De oratie doet dat met de
woorden van de liturgie zoals in de lezingen van H.Mis en Goddelijk Officie; in
de 34e week door het jaar kan men bijvoorbeeld als passend
alternatief voor de hymnen in Lauden, Vespers en Lezingenofficie gedeelten van
de sequens Dies iræ nemen waarin op
dramatische wijze het beeld wordt opgeroepen van de ziel, die op het laatste
oordeel terecht staat voor God.
De oratie doet dat ook met beelden, zoals in “Het
laatste oordeel” van Michelangelo, qua dramatiek, omvang en techniek een
topstuk uit de schilderkunst van de Renaissance. Daar wordt de toeschouwer
indringend geconfronteerd met de mogelijkheid van hel en verdoemenis en dus
opgewekt tot het nemen van persoonlijke verantwoordelijkheid voor het eigen
leven. Daar straalt de Christusfiguur, komend als de Mensenzoon op de wolken om
te oordelen levenden en doden, geen milde barmhartigheid uit maar strenge
rechtvaardigheid, en toch weer getemperd door de deemoedige voorspraak van de
Moeder Gods naast Hem, en beiden centraal onder de tekenen van het lijden boven
in het fresco: herinnering dat Degene die oordeelt, heeft geleden en is
gestorven omwille van ons en van ons heil.
Missale Romanum
1970
Excita, quæsumus, Domine, tuorum fidelium voluntates,
ut, divini operis fructum propensius exsequentes,
pietatis tuæ
remedia maiora percipiant.
Altaarmissaal
Nederlandse Kerkprovincie 1979
Wek, vragen wij U, Heer, bij
uw gelovigen het verlangen,
met meer ijver de vrucht
van het verlossingswerk na te streven,
om van uw goedheid des te
groter heilsgaven te ontvangen.
Werkvertaling
Wek, bidden wij U, Heer,
de wil van uw gelovigen op,
opdat zij, met meer
toewijding ernaar strevend de vrucht van het goddelijk heilswerk te verwerven,
[aldus] krachtiger
geneesmiddelen van uw liefde ontvangen.
L i t u r g i s c
h e a n t e c e d e n t e n
De
oratie is afkomstig uit het Sacramentarium
Gregorianum, 9e eeuw (ed.
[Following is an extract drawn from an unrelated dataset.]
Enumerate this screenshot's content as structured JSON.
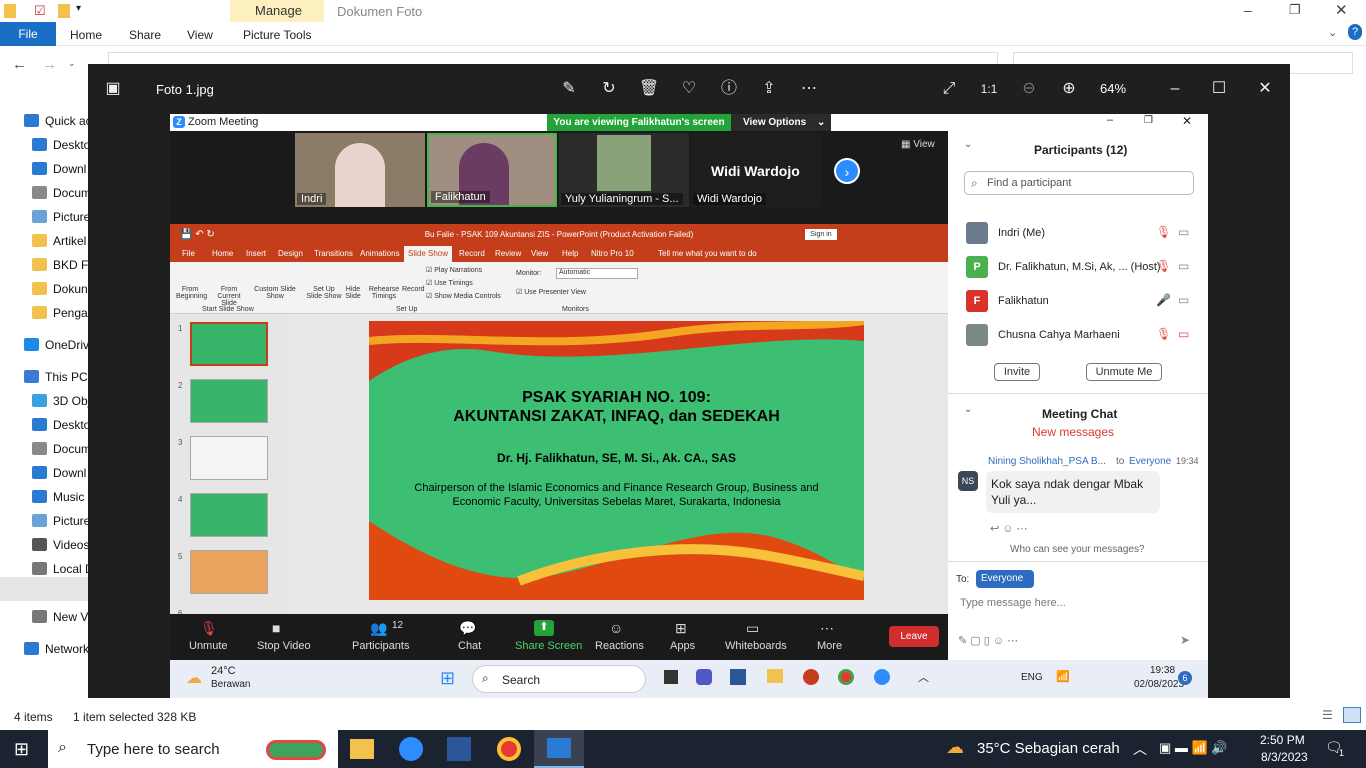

H. Lietzmann, 1921). In het
preconciliaire Romeinse Missaal was dit het collectegebed van de laatste zondag
na Pinksteren.
S
t r u c t u u r a n a l y s e
1. Excita, quæsumus, Domine, tuorum fidelium voluntates,
2. ut, divini operis fructum propensius exsequentes,
3. pietatis tuæ
remedia maiora percipiant.
Het
collectegebed wordt gevormd door een hoofdzin, onder te verdelen in de eigenlijke
bede beginnend met de imperativusvorm excita, welke sterke nadruk krijgt
aan de kop van de oratie (r.1), waarbij het gevolgd door een finale
(doelaanwijzende) of consecutieve (gevolghebbende) bijzin: ut…percipiant in de coniunctivus en deze weer onderbroken
door een tussenzin, een bijwoordelijke bepaling die het in de werkwoordsvorm percipiant
opgesloten subject nader preciseert. De hoofdzin wordt onderbroken door de
‘tussenzin”, het verbum quæsumus.
Ad 1.
Voluntates tuorum
fidelium: accusativus
bij het verbum excita, waarbij de genitivusvormen tuorum fidelium als
bijwoordelijke bepaling het object voluntates nader verklaren (genitivus
explicativus).
Voluntas, een substantivum van de derde
declinatie staat hier in de accusativus meervoud omdat de erbij behorende
bijvoeglijke bepaling, tuorum fidelium, ook in het meervoud staat. Men kan
echter voluntates als een enkelvoud vertalen. Fidelium is een
zelfstandig gebruikt adiectivum (fidelis) en mag derhalve vertaald worden als
een substantivum (gelovigen)
Ad 2-3.
Ut …..pietatis tuæ
remedia maiora percipiant
(de tussenzin divini..exsequentes is voor de duidelijkheid losgekoppeld):
finale of consecutieve bijzin ingeleid door het voegwoord ut gevolgd
door het verbum percipiant in de coniunctivus vanwege het wenskarakter.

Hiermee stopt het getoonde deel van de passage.